FedEx Corporation (FDX) is considered a barometer from the health of the economy, especially in the age of online shopping. The more boxes shipped from online shopping, the healthier the economy; so, goes the theory.
As a result, Wall Street and astute investors pay close attention to FDX’s earnings’ results as a sort of weather forecast for the months ahead.
FedEx will release its first quarter earnings for fiscal year 2024 after the close of regular hours on Wednesday, September 20. (1) Analysts forecast earnings per share (EPS) of $3.71 compared to $3.44 for the same quarter last year. Revenue, however, is expected to decrease to $21.79 billion from $23.58 billion in last year’s first quarter. (2)
Rising EPS in the face of declining sales typically means Wall Street sees better net margins, which does open the door to a bearish surprise if management could not cut costs as expected, in our opinion.

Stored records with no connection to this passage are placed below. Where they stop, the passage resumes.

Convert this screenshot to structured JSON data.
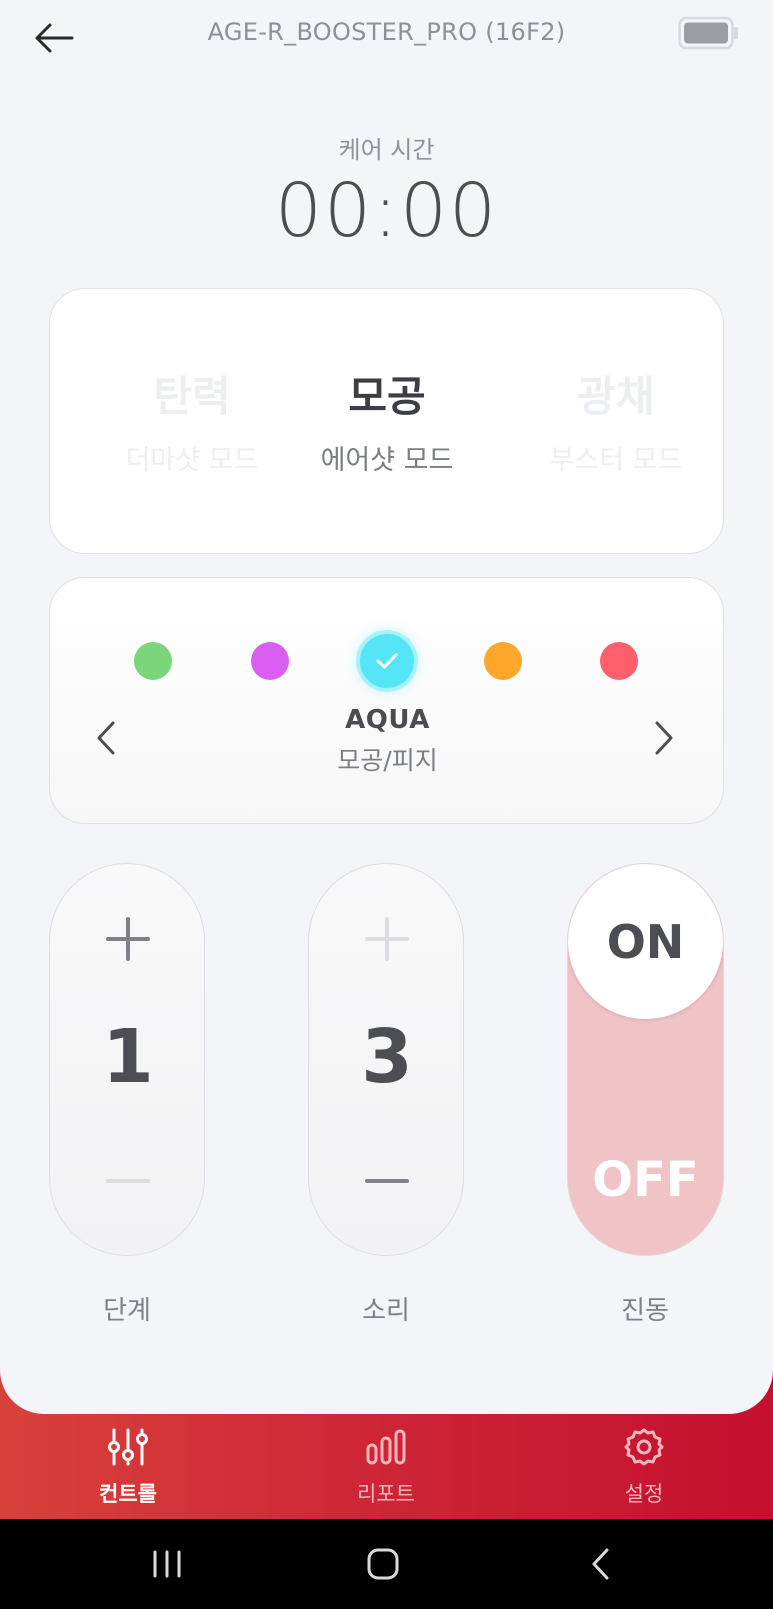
{
  "header": {
    "device_name": "AGE-R_BOOSTER_PRO (16F2)"
  },
  "care": {
    "label": "케어 시간",
    "time": "00:00"
  },
  "modes": {
    "items": [
      {
        "name": "탄력",
        "sub": "더마샷 모드",
        "state": "faded"
      },
      {
        "name": "모공",
        "sub": "에어샷 모드",
        "state": "selected"
      },
      {
        "name": "광채",
        "sub": "부스터 모드",
        "state": "faded"
      }
    ]
  },
  "colors": {
    "options": [
      {
        "icon": "green-dot",
        "color": "#7ad57b"
      },
      {
        "icon": "purple-dot",
        "color": "#d95ef2"
      },
      {
        "icon": "aqua-dot",
        "color": "#54e6f7",
        "selected": true
      },
      {
        "icon": "orange-dot",
        "color": "#ffa62b"
      },
      {
        "icon": "red-dot",
        "color": "#ff5f6b"
      }
    ],
    "selected_name": "AQUA",
    "selected_sub": "모공/피지"
  },
  "controls": {
    "level": {
      "value": "1",
      "label": "단계"
    },
    "sound": {
      "value": "3",
      "label": "소리"
    },
    "vibration": {
      "on_label": "ON",
      "off_label": "OFF",
      "label": "진동",
      "state": "on"
    }
  },
  "nav": {
    "items": [
      {
        "label": "컨트롤",
        "icon": "sliders-icon",
        "active": true
      },
      {
        "label": "리포트",
        "icon": "bar-chart-icon",
        "active": false
      },
      {
        "label": "설정",
        "icon": "gear-icon",
        "active": false
      }
    ]
  },
  "theme": {
    "accent_gradient": [
      "#d8413a",
      "#c5102f"
    ],
    "background": "#f4f5f9",
    "toggle_on": "#f0c3c7"
  }
}
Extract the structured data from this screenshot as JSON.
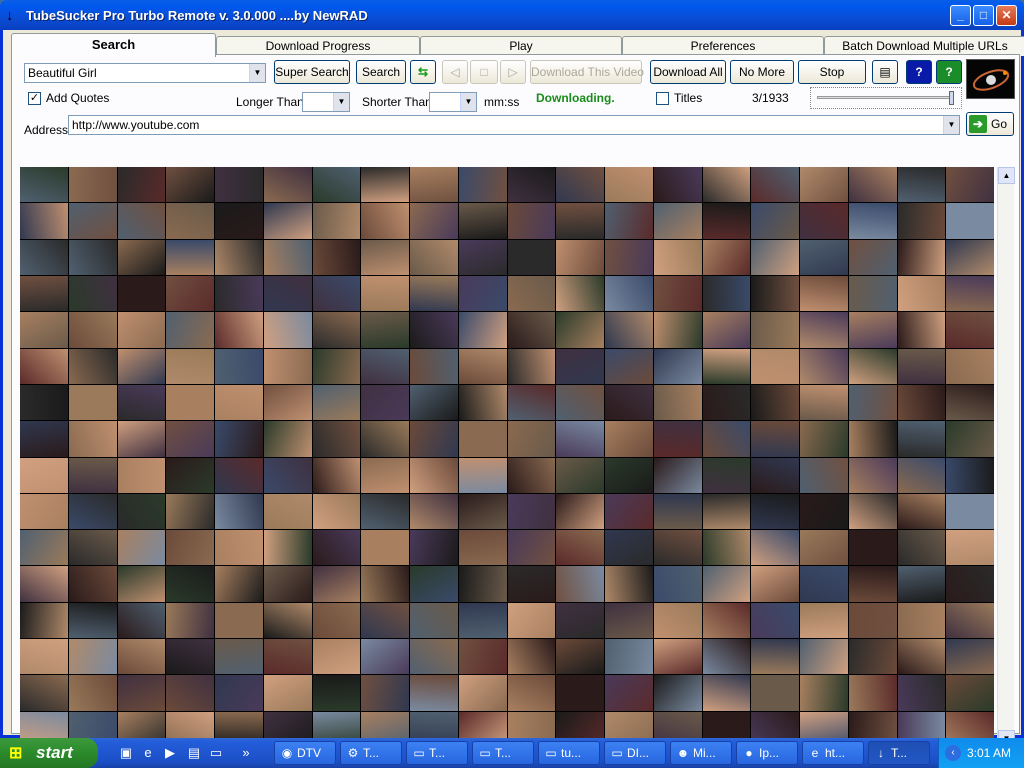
{
  "window": {
    "title": "TubeSucker Pro Turbo Remote  v. 3.0.000     ....by NewRAD"
  },
  "tabs": [
    {
      "label": "Search",
      "active": true
    },
    {
      "label": "Download Progress"
    },
    {
      "label": "Play"
    },
    {
      "label": "Preferences"
    },
    {
      "label": "Batch Download Multiple URLs"
    }
  ],
  "search": {
    "query": "Beautiful Girl",
    "super_search_label": "Super Search",
    "search_label": "Search",
    "download_video_label": "Download This Video",
    "download_all_label": "Download All",
    "no_more_label": "No More",
    "stop_label": "Stop",
    "add_quotes_label": "Add Quotes",
    "add_quotes_checked": true,
    "longer_than_label": "Longer Than",
    "longer_than_value": "",
    "shorter_than_label": "Shorter Than",
    "shorter_than_value": "",
    "unit_label": "mm:ss",
    "status_text": "Downloading.",
    "titles_label": "Titles",
    "titles_checked": false,
    "count_text": "3/1933",
    "status_color": "#1a8c1a"
  },
  "address": {
    "label": "Address",
    "value": "http://www.youtube.com",
    "go_label": "Go"
  },
  "icons": {
    "refresh": "refresh-icon",
    "back": "back-icon",
    "stop_square": "stop-icon",
    "forward": "forward-icon",
    "window": "window-icon",
    "help": "help-icon",
    "help_green": "help-green-icon",
    "logo": "satellite-logo-icon"
  },
  "thumbnails": {
    "columns": 20,
    "rows": 16
  },
  "taskbar": {
    "start_label": "start",
    "tasks": [
      {
        "label": "DTV"
      },
      {
        "label": "T..."
      },
      {
        "label": "T..."
      },
      {
        "label": "T..."
      },
      {
        "label": "tu..."
      },
      {
        "label": "DI..."
      },
      {
        "label": "Mi..."
      },
      {
        "label": "Ip..."
      },
      {
        "label": "ht..."
      },
      {
        "label": "T...",
        "active": true
      }
    ],
    "clock": "3:01 AM"
  }
}
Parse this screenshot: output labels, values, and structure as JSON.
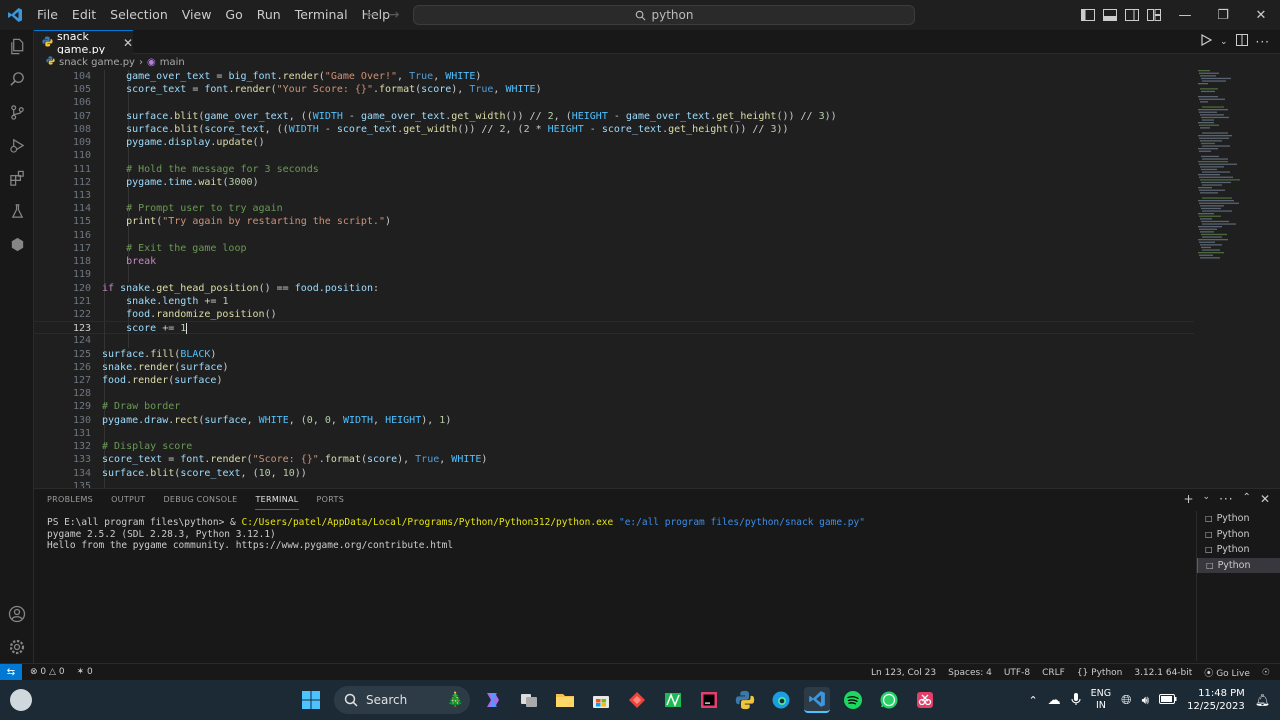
{
  "titlebar": {
    "menu": [
      "File",
      "Edit",
      "Selection",
      "View",
      "Go",
      "Run",
      "Terminal",
      "Help"
    ],
    "search": "python"
  },
  "tabs": [
    {
      "label": "snack game.py"
    }
  ],
  "breadcrumb": {
    "file": "snack game.py",
    "symbol": "main"
  },
  "code_lines": [
    {
      "n": "104",
      "text": "game_over_text = big_font.render(\"Game Over!\", True, WHITE)"
    },
    {
      "n": "105",
      "text": "score_text = font.render(\"Your Score: {}\".format(score), True, WHITE)"
    },
    {
      "n": "106",
      "text": ""
    },
    {
      "n": "107",
      "text": "surface.blit(game_over_text, ((WIDTH - game_over_text.get_width()) // 2, (HEIGHT - game_over_text.get_height()) // 3))"
    },
    {
      "n": "108",
      "text": "surface.blit(score_text, ((WIDTH - score_text.get_width()) // 2, (2 * HEIGHT - score_text.get_height()) // 3))"
    },
    {
      "n": "109",
      "text": "pygame.display.update()"
    },
    {
      "n": "110",
      "text": ""
    },
    {
      "n": "111",
      "text": "# Hold the message for 3 seconds"
    },
    {
      "n": "112",
      "text": "pygame.time.wait(3000)"
    },
    {
      "n": "113",
      "text": ""
    },
    {
      "n": "114",
      "text": "# Prompt user to try again"
    },
    {
      "n": "115",
      "text": "print(\"Try again by restarting the script.\")"
    },
    {
      "n": "116",
      "text": ""
    },
    {
      "n": "117",
      "text": "# Exit the game loop"
    },
    {
      "n": "118",
      "text": "break"
    },
    {
      "n": "119",
      "text": ""
    },
    {
      "n": "120",
      "text": "if snake.get_head_position() == food.position:"
    },
    {
      "n": "121",
      "text": "snake.length += 1"
    },
    {
      "n": "122",
      "text": "food.randomize_position()"
    },
    {
      "n": "123",
      "text": "score += 1"
    },
    {
      "n": "124",
      "text": ""
    },
    {
      "n": "125",
      "text": "surface.fill(BLACK)"
    },
    {
      "n": "126",
      "text": "snake.render(surface)"
    },
    {
      "n": "127",
      "text": "food.render(surface)"
    },
    {
      "n": "128",
      "text": ""
    },
    {
      "n": "129",
      "text": "# Draw border"
    },
    {
      "n": "130",
      "text": "pygame.draw.rect(surface, WHITE, (0, 0, WIDTH, HEIGHT), 1)"
    },
    {
      "n": "131",
      "text": ""
    },
    {
      "n": "132",
      "text": "# Display score"
    },
    {
      "n": "133",
      "text": "score_text = font.render(\"Score: {}\".format(score), True, WHITE)"
    },
    {
      "n": "134",
      "text": "surface.blit(score_text, (10, 10))"
    },
    {
      "n": "135",
      "text": ""
    }
  ],
  "panel": {
    "tabs": [
      "PROBLEMS",
      "OUTPUT",
      "DEBUG CONSOLE",
      "TERMINAL",
      "PORTS"
    ],
    "terminal_lines": {
      "prompt": "PS E:\\all program files\\python> & ",
      "exe": "C:/Users/patel/AppData/Local/Programs/Python/Python312/python.exe",
      "arg": "\"e:/all program files/python/snack game.py\"",
      "line2": "pygame 2.5.2 (SDL 2.28.3, Python 3.12.1)",
      "line3": "Hello from the pygame community. https://www.pygame.org/contribute.html"
    },
    "terminal_instances": [
      "Python",
      "Python",
      "Python",
      "Python"
    ]
  },
  "statusbar": {
    "errors": "0",
    "warnings": "0",
    "ports": "0",
    "position": "Ln 123, Col 23",
    "spaces": "Spaces: 4",
    "encoding": "UTF-8",
    "eol": "CRLF",
    "language": "Python",
    "interpreter": "3.12.1 64-bit",
    "golive": "Go Live"
  },
  "taskbar": {
    "search": "Search",
    "lang_top": "ENG",
    "lang_bottom": "IN",
    "time": "11:48 PM",
    "date": "12/25/2023"
  },
  "colors": {
    "accent": "#0078d4",
    "editor_bg": "#1f1f1f",
    "taskbar_bg": "#1c2a36"
  }
}
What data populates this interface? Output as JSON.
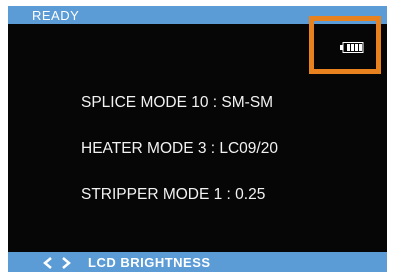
{
  "status_bar": {
    "text": "READY",
    "color": "#5b9bd6"
  },
  "battery": {
    "icon": "battery-icon",
    "level_fraction": 0.8
  },
  "settings": {
    "splice_mode": "SPLICE MODE 10 : SM-SM",
    "heater_mode": "HEATER MODE 3 : LC09/20",
    "stripper_mode": "STRIPPER MODE 1 : 0.25"
  },
  "footer": {
    "arrows_icon": "left-right-arrows-icon",
    "text": "LCD BRIGHTNESS"
  },
  "highlight": {
    "color": "#e8821f"
  }
}
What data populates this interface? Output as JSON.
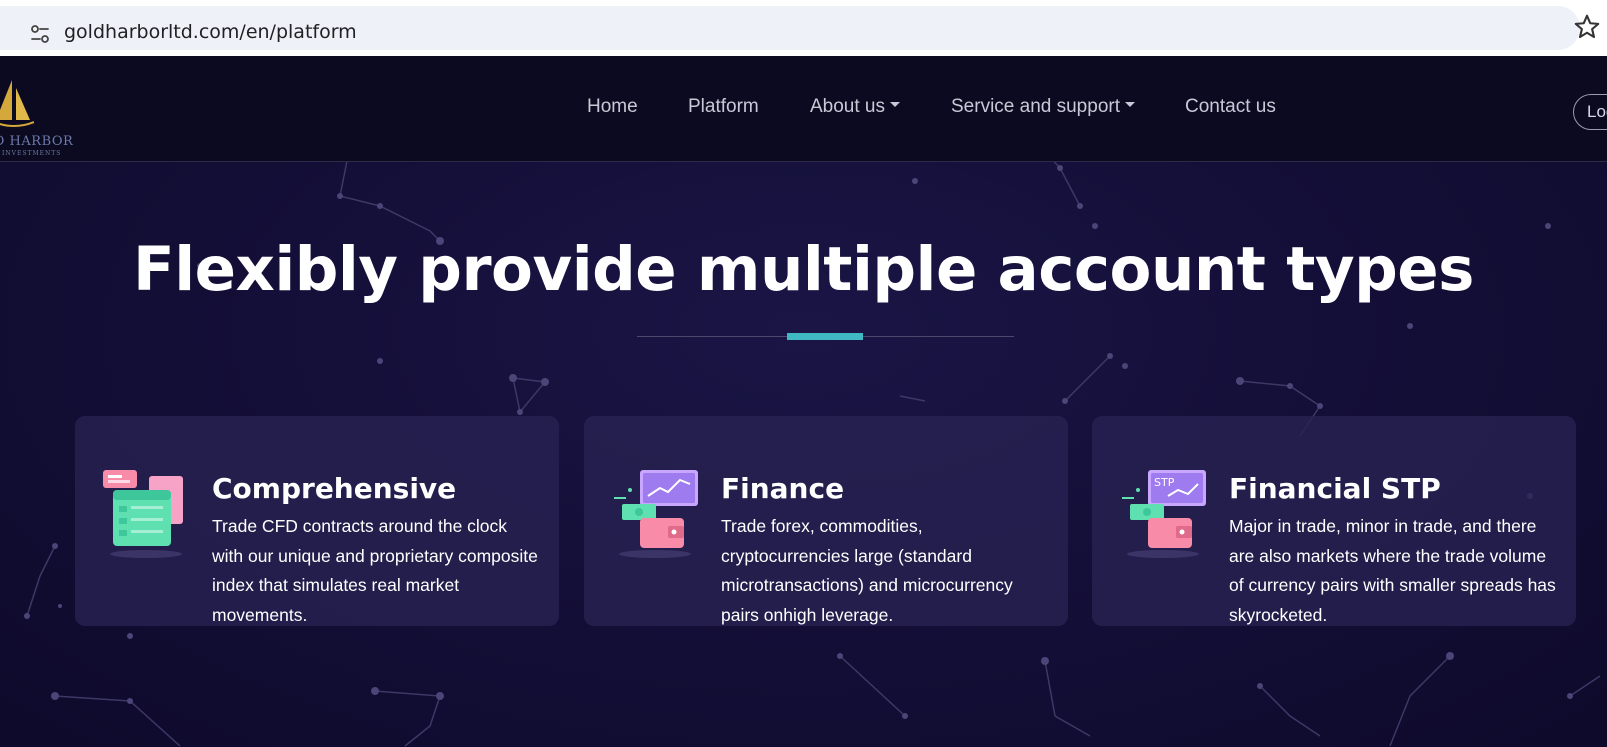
{
  "browser": {
    "url": "goldharborltd.com/en/platform",
    "site_info_icon": "site-info-icon",
    "bookmark_icon": "star-icon"
  },
  "header": {
    "logo": {
      "icon": "sailboat-logo-icon",
      "text": "D HARBOR",
      "subtext": "INVESTMENTS"
    },
    "nav": [
      {
        "label": "Home",
        "has_dropdown": false
      },
      {
        "label": "Platform",
        "has_dropdown": false
      },
      {
        "label": "About us",
        "has_dropdown": true
      },
      {
        "label": "Service and support",
        "has_dropdown": true
      },
      {
        "label": "Contact us",
        "has_dropdown": false
      }
    ],
    "login_label": "Log"
  },
  "hero": {
    "title": "Flexibly provide multiple account types"
  },
  "cards": [
    {
      "title": "Comprehensive",
      "description": "Trade CFD contracts around the clock with our unique and proprietary composite index that simulates real market movements.",
      "icon": "documents-illustration-icon"
    },
    {
      "title": "Finance",
      "description": "Trade forex, commodities, cryptocurrencies large (standard microtransactions) and microcurrency pairs onhigh leverage.",
      "icon": "wallet-chart-illustration-icon"
    },
    {
      "title": "Financial STP",
      "description": "Major in trade, minor in trade, and there are also markets where the trade volume of currency pairs with smaller spreads has skyrocketed.",
      "icon": "stp-wallet-illustration-icon",
      "icon_label": "STP"
    }
  ],
  "colors": {
    "background": "#130e36",
    "header_bg": "#0b0a20",
    "accent": "#3fb8c4",
    "card_bg": "#282252",
    "logo_gold": "#d4a83a"
  }
}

FDX’s price has been under pressure since mid-July, shedding about $20. As you’ll see on the chart below, its fall has been defined by a fairly tight trading range. There are signs the shares could be readying for a rebound. Relative Strength (RSI) is flattening out and tilting a little towards the sun and volume is waning as the price falls.
If earnings and guidance are better than expected, FDX shares could break the downtrend with the 50-day moving average of $259.32 as the most logical destination, perhaps resistance in the mid-$260s on the upper end, in our view.
Bad news could push FDX below the trading channel to support at $245, which is a key technical point. Anything below that, and $230 might come into focus quickly.
Trading earnings is highly risky and only for the most aggressive investors who can afford to lose a lot of money in short timeframes.